Charles Williams, the first black umpire to work behind home plate in a World Series game, died on Sept. 10 of complications from diabetes. He was 61.
The Denver native attended Long Beach City College in California, where he was an All-American football player. He was working the night shift at a factory in the 1960s when he began attending umpire school.
Williams worked as a minor-league umpire until 1982 when he joined the majors. He ump’d the 1985 and 1995 All-Star games, the 1989 National League championship series between the San Francisco Giants and Chicago Cubs, and the 1997 National League championship series between the Florida Marlins and the Atlanta Braves.
Williams was the home-plate umpire for Game Four of the 1993 World Series, which pitted the Philadelphia Phillies against the Toronto Blue Jays. That marathon match-up set several records, including the longest game (four hours, 14 minutes), the most runs by both teams (29) and the most runs scored by a losing team (14). Toronto beat Philly 15-14, and eventually took the series in game six.

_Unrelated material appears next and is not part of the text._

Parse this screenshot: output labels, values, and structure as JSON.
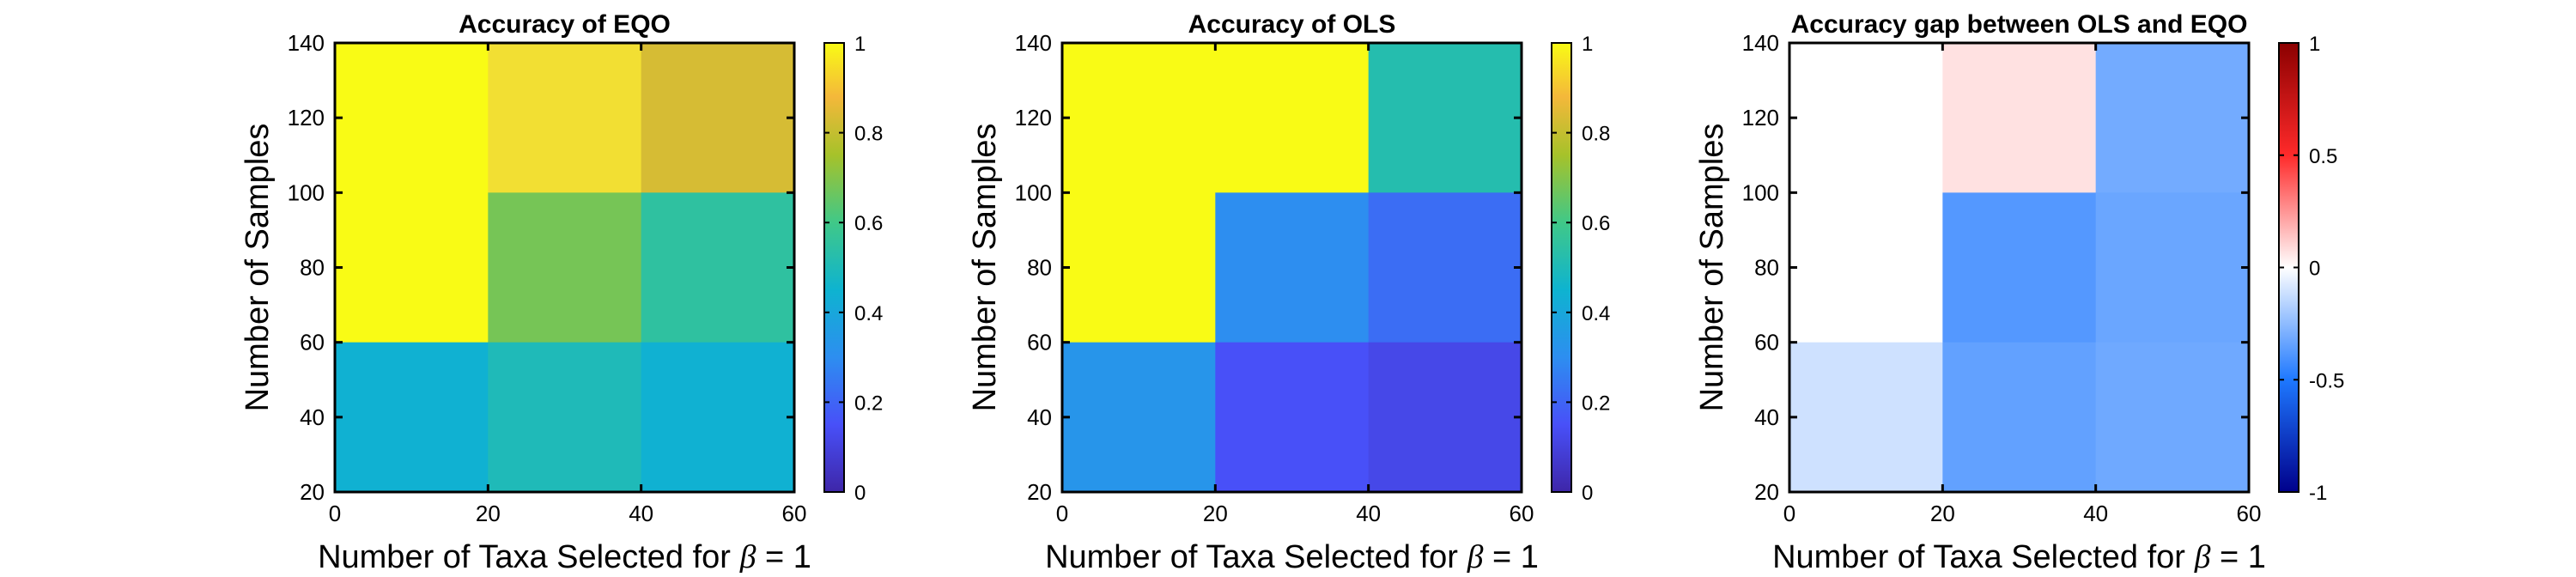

A consummate professional, Williams often brought home videotapes of the games he worked, just to make sure his calls were accurate. Despite this dedication, baseball fans and players were not always happy with the calls he made. Some shouted racial epithets or spit at him. He even received death threats in 1986 for throwing Padres’ first baseman Steve Garvey out of a game, but Williams refused to be swayed from his calls.
“People come to see their favorite players, to watch the game and to see the manager tell the umpire off. And it’s part of my job to listen to him. When the crowd boos, I know I am probably doing something right,” Williams once said.